We can identify ${\mathbb R}^+$ with ${\mathbb R}$ by applying the log function in one direction and the exp function in the other. These maps are homomorphisms and so take inverses to negatives. After this identification, we have a map $\hat{f}:{\mathbb R}\rightarrow {\mathbb R}$ given explicitly by $x\mapsto \log(f(\exp(x)))$. Under this identification, and accounting for what's been said about homomorphsims, what you are saying is that
$\hat{f}$ commutes with multiplication by $-1$
or in other words
$\hat{f}$ is an odd function.
This is easily confirmed by a direct calculation and/or by an appeal to the calculation in your post.
I'm not sure this adds anything, other than to point out that your observation comes down to the fact that a particular function is odd. Odd functions are not all that rare, and it's not always considered odd that they crop up from time to time, so maybe that's all there is to it.

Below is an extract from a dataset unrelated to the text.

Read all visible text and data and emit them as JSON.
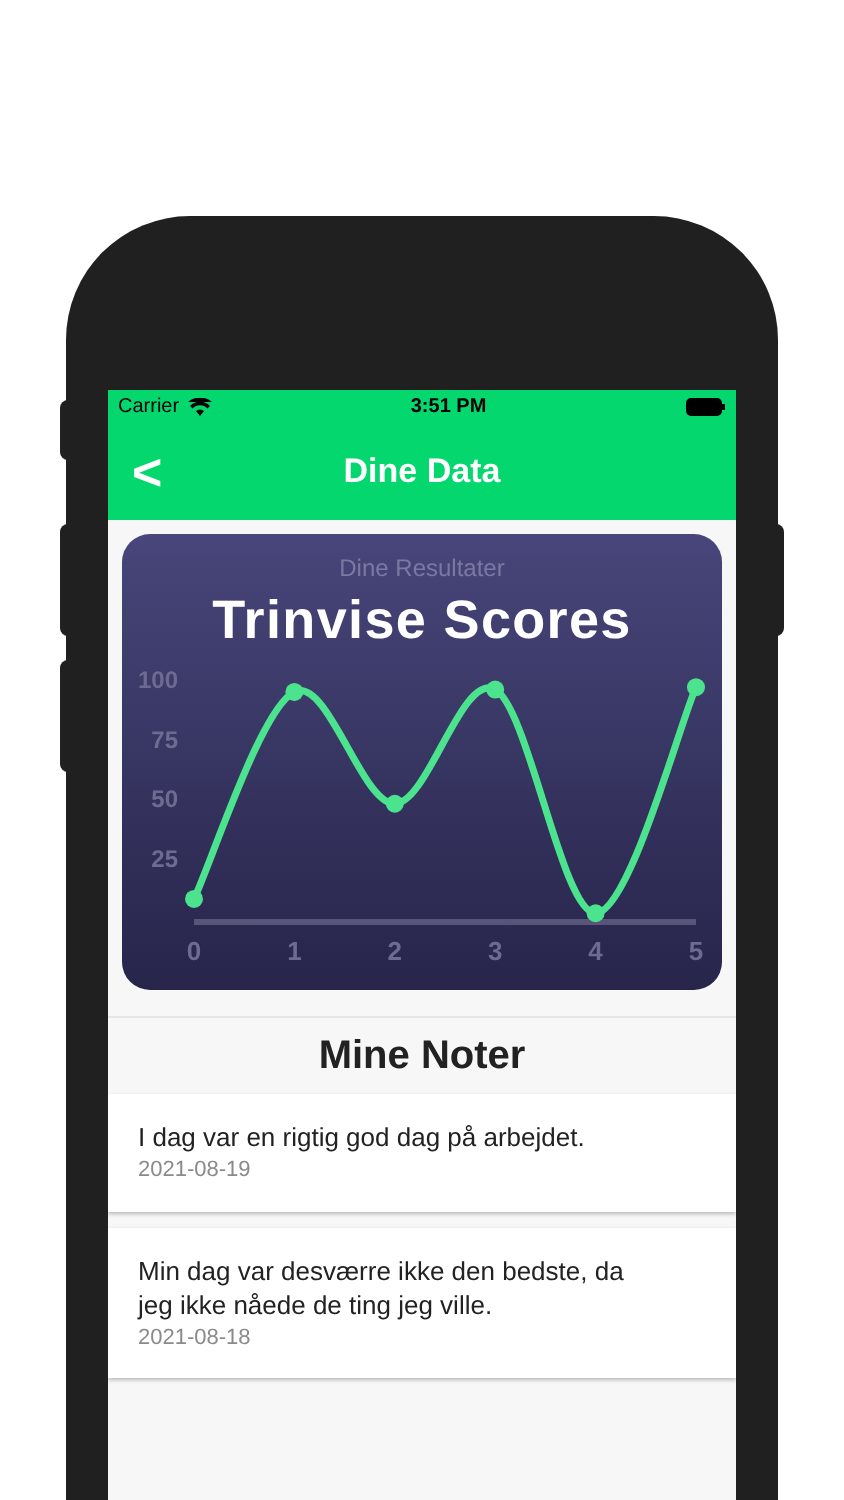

Rephrasing a bit, the relativistic addition law says that if $v_1$ and $v_2$ sum to $v$, which we'll write as $v_1 \oplus v_2 = v$, then their "boost angles" (or rapidities) add directly. That is, $$\tanh \phi_i = v_i, \quad \tanh \phi = v, \quad \phi_1 + \phi_2 = \phi.$$ Your observation is that $1/v_1 \oplus v_2 = 1/v$ as well, which is equivalent to showing that $$\text{arctanh}(a) - \text{arctanh}(1/a) = \text{constant}$$ for all $a \in (-1, 1)$. And this turns out to be true, so maybe your result just boils down to a coincidental property of arctanh.
I've tried to come up with a physical explanation. Having $|v| > 1$ corresponds to having a complex 'boost angle' $\phi$. I don't know what that means, and it's extra confusing because boost angles are already 'imaginary' generalisations of ordinary rotation angles (i.e. they are what you get if you rotate by an imaginary angle). So maybe $|v| > 1$ wraps it back around to being a normal rotation, but I can't see it.